Special Occasions Recipes - Timbales of Smoked Salmon Recipe

Ingredients

Serves 2

  • 175 g/6 oz smoked salmon, thinly sliced

  • 50 ml/2 fl oz crème fraiche, chilled

  • 1 tablespoon red caviar or salmon roe, plus extra to garnish

  • pinch of cayenne pepper or dash of Tabasco sauce

  • 2 ripe tomatoes, skinned, deseeded and chopped

  • salt and pepper

  • whole chives or dill, to garnish


Method:

  1. Rinse 2 small soufflé dishes and line with Clingfilm. Line with 150 g/5 oz of the smoked salmon slices, allowing them to overlap the sides.

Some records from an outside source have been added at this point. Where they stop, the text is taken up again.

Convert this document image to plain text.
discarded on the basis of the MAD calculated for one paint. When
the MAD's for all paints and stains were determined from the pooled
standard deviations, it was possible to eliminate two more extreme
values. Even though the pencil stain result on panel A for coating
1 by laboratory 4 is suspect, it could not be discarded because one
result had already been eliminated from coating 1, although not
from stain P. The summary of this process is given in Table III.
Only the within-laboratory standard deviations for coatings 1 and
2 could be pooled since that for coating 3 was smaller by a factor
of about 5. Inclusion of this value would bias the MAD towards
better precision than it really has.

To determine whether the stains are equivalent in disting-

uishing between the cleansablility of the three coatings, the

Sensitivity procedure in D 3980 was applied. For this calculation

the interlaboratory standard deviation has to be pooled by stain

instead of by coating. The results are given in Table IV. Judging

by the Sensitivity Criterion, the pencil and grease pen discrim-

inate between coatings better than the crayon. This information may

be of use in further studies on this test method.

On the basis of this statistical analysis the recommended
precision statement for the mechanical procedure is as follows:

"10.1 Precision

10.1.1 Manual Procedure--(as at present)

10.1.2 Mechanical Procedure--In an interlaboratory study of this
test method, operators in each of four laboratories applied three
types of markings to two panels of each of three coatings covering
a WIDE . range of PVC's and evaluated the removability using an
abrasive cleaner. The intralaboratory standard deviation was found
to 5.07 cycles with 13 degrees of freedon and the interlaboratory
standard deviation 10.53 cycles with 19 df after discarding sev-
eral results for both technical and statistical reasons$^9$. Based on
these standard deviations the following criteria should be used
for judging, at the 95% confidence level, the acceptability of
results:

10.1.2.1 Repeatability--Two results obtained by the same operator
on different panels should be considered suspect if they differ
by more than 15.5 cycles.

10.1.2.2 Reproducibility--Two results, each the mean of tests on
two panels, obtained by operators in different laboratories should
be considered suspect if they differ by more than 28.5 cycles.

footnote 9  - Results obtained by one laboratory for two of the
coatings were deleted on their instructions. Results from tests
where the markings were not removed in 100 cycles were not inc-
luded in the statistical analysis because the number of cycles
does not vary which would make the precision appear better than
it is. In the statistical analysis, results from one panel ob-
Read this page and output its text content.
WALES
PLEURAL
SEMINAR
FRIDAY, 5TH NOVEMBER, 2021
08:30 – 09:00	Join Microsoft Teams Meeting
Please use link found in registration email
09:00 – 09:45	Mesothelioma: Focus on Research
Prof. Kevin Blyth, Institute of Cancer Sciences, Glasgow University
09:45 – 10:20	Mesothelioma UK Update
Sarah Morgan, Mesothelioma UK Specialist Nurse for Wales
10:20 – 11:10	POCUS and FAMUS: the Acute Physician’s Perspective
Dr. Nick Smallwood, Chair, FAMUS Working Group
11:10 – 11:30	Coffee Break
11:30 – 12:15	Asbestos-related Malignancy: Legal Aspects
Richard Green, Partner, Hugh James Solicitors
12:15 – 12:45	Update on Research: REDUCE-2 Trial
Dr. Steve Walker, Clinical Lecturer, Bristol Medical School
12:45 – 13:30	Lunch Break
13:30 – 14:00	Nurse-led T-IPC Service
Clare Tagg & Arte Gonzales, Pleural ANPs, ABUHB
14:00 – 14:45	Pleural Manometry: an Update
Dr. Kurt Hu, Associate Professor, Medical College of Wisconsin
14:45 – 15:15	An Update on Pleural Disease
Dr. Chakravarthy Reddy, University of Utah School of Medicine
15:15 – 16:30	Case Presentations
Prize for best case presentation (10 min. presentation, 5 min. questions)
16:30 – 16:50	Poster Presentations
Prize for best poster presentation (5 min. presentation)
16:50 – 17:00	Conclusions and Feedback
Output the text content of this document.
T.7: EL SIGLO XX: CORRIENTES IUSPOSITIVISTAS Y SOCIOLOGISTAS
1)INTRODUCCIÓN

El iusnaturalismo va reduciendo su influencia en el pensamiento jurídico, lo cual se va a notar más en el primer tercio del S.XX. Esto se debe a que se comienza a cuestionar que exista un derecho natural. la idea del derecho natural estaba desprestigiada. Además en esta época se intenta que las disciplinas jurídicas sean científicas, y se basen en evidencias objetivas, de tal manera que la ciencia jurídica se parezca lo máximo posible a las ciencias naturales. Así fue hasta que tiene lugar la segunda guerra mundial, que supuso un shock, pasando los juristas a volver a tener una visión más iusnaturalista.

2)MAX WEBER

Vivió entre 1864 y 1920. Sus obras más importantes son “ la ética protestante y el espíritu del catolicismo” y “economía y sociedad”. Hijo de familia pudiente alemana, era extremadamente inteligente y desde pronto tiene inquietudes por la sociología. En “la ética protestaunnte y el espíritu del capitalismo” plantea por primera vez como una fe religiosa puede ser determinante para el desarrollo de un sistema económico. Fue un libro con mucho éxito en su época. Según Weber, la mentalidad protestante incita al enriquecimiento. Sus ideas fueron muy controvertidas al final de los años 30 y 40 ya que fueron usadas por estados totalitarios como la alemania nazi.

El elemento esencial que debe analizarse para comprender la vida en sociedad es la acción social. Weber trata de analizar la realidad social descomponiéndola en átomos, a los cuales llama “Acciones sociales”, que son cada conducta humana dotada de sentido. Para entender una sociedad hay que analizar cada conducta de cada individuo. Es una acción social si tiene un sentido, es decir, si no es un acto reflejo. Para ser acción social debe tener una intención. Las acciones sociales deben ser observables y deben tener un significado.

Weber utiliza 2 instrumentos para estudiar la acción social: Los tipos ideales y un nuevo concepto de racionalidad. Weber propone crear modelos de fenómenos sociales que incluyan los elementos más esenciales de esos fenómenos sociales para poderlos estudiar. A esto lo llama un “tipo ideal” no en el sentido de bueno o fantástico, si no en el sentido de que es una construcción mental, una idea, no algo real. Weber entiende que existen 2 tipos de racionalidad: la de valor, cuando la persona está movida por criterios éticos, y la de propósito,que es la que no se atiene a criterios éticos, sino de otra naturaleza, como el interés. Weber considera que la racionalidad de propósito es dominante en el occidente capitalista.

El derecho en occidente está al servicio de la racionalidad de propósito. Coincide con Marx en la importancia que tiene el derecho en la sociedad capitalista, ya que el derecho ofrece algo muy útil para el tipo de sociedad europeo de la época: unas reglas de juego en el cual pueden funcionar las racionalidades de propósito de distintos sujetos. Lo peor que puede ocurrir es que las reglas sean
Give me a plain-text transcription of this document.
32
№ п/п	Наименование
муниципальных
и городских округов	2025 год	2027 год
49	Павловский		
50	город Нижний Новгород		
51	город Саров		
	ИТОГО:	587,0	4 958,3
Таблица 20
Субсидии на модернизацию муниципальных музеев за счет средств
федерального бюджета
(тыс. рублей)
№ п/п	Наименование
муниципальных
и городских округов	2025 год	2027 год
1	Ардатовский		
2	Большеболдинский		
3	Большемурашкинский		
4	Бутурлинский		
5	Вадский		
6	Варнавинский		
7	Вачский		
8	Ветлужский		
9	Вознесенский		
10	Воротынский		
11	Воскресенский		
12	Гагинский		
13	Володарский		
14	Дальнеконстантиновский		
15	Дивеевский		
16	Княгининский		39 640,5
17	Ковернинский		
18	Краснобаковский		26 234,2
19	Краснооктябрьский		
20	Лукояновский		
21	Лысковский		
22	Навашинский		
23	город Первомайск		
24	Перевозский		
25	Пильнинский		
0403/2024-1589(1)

  2. Chop the remaining salmon finely. Beat the crème fraiche until soft peaks form, and fold in the chopped salmon, caviar and cayenne pepper or Tabasco.

  3. Fill the moulds with the mixture, fold over the sides of overlapping salmon, cover and chill overnight.

  4. To make a tomato puree, rub the tomato flesh through a fine sieve. Season with salt and pepper and chill.

  5. Un-mould the timbales on to individual serving plates and spoon a circle of tomato puree around each one. Garnish the top of the timbales with chives or dill.